Emerging market bond ETFs are beginning to have their moment in the sun. For instance, the broad VanEck Vectors Emerging Markets Aggregate Bond ETF (NYSEArca: EMAG), which includes a combination of U.S. dollar-, euro- and local currency-denominated bonds, has gained 7.5% year-to-date. EMAG also comes with an attractive 4.45% 30-day SEC yield.

The VanEck Vectors J.P. Morgan EM Local Currency Bond ETF (NYSEArca: EMLC), which tracks emerging market bonds denominated in the local currencies or in the currency of the issuing country, rose 10.1% year-to-date. EMCL has a 5.72% 30-day SEC yield.

Additionally, the VanEck Vectors Emerging Markets High Yield Bond ETF (NYSEArca: HYEM), which targets USD-denominated speculative-grade emerging-market bonds, increased 8.9% so far this year. HYEM has a 7.34% 30-day SEC yield.

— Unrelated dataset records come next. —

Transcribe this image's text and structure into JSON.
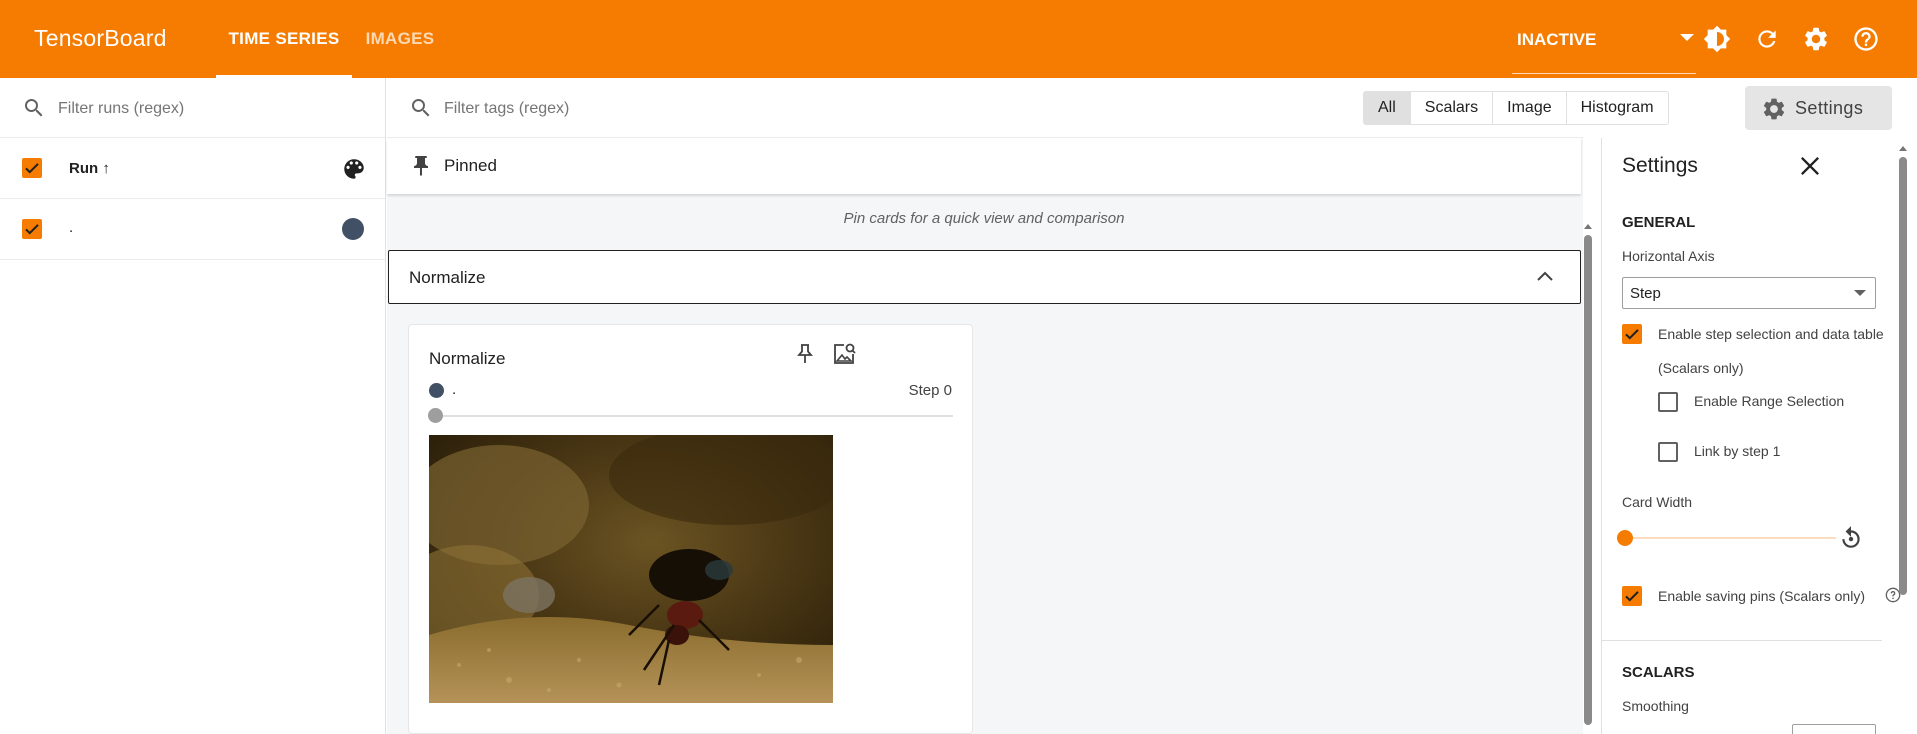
{
  "app": {
    "brand": "TensorBoard",
    "tabs": [
      {
        "label": "TIME SERIES",
        "active": true
      },
      {
        "label": "IMAGES",
        "active": false
      }
    ],
    "status": "INACTIVE",
    "icons": [
      "theme-contrast-icon",
      "refresh-icon",
      "gear-icon",
      "help-icon"
    ]
  },
  "colors": {
    "brand_orange": "#f57c00",
    "run_color": "#425066"
  },
  "runs": {
    "filter_placeholder": "Filter runs (regex)",
    "header_label": "Run ↑",
    "items": [
      {
        "name": ".",
        "checked": true
      }
    ]
  },
  "main": {
    "filter_placeholder": "Filter tags (regex)",
    "type_filters": [
      {
        "label": "All",
        "selected": true
      },
      {
        "label": "Scalars",
        "selected": false
      },
      {
        "label": "Image",
        "selected": false
      },
      {
        "label": "Histogram",
        "selected": false
      }
    ],
    "pinned_label": "Pinned",
    "pinned_empty": "Pin cards for a quick view and comparison",
    "group_label": "Normalize",
    "card": {
      "title": "Normalize",
      "run_name": ".",
      "step": "Step 0"
    }
  },
  "settings": {
    "button_label": "Settings",
    "title": "Settings",
    "general_heading": "GENERAL",
    "horizontal_axis_label": "Horizontal Axis",
    "horizontal_axis_value": "Step",
    "step_selection_label": "Enable step selection and data table",
    "scalars_only_note": "(Scalars only)",
    "range_selection_label": "Enable Range Selection",
    "link_by_step_label": "Link by step 1",
    "card_width_label": "Card Width",
    "saving_pins_label": "Enable saving pins (Scalars only)",
    "scalars_heading": "SCALARS",
    "smoothing_label": "Smoothing",
    "step_selection_checked": true,
    "range_selection_checked": false,
    "link_by_step_checked": false,
    "saving_pins_checked": true
  }
}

Related: Treasury Bond ETFs – Best Start to Year Since 2003

“Over the long term, an allocation to EM bonds can potentially provide both yield enhancement and diversification benefits within a broader portfolio,” Sokol said in a note. “EM bond yields have risen since early 2013, reflecting the market’s assessment of creditworthiness, and may offer a yield premium versus developed bond market yields. Low correlation with other asset classes, including core fixed income sectors, may improve a portfolio’s diversification.”